I have gotten a file chooser working to default to the current directory of a path loaded into a text box from a .mdb, and allow selection/update of that file/path to a new one selected from my file chooser. Now what I want to do is add a button to open the file at the selected path...how do I invoke this? In windows, it would be a shell command, having trouble tracking down doc/syntax for this in java. Assuming user default for program associated with file extension.

Thank you :-)

I assumes that you are using JFileChooser class.

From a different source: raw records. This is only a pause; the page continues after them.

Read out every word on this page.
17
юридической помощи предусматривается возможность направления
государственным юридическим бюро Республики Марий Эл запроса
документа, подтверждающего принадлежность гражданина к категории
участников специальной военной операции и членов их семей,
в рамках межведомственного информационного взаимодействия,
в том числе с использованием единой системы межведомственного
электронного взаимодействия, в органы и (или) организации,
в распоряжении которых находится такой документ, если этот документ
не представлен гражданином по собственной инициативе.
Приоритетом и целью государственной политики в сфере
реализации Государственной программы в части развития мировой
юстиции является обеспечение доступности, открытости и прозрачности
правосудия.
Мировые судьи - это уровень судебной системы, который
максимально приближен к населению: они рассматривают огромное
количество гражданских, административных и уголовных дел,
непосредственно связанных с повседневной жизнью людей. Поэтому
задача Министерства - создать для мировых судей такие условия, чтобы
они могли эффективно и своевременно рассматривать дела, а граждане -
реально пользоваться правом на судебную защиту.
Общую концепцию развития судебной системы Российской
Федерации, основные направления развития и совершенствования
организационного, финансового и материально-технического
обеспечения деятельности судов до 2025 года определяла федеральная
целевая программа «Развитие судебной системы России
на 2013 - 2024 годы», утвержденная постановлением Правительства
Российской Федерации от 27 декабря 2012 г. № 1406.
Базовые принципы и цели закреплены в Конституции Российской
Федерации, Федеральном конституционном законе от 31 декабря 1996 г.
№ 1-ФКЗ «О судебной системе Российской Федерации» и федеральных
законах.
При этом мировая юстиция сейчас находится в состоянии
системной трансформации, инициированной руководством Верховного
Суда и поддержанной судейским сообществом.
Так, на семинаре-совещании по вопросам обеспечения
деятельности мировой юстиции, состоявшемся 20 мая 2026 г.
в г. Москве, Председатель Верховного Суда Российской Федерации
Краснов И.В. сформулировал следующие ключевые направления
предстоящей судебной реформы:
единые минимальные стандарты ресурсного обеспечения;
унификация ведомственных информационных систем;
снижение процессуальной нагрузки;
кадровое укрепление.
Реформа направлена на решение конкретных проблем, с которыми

> what I want to do is add a button to open the file at the selected path

By default , if it's a Open dialog , you will get two buttons. 1. Open 2. Cancel.
the showXXXDialog() of JFileChooser returns int. If it's APPROVE_OPTION then you can
get selection file path using getSelectedFile() method.

Here is a sample



JFileChooser fileChooser = new JFileChooser();
int nSelection = fileChooser.showOpenDialog( frame );

if( nSelection == fileChooser.APPROVE_OPTION ){
File selectedFile = fileChooser.getSelectedFile();
}





Poochi...

Yes, that far I have gotten...what I would like to do with the file path is actually launch the application associated with it to open it. For example, if it is a .txt file, I would like to launch notepad or wordpad, whichever is associated with it and have the document open up in there. If a .doc file, lauch word, if an .exe, etc. etc.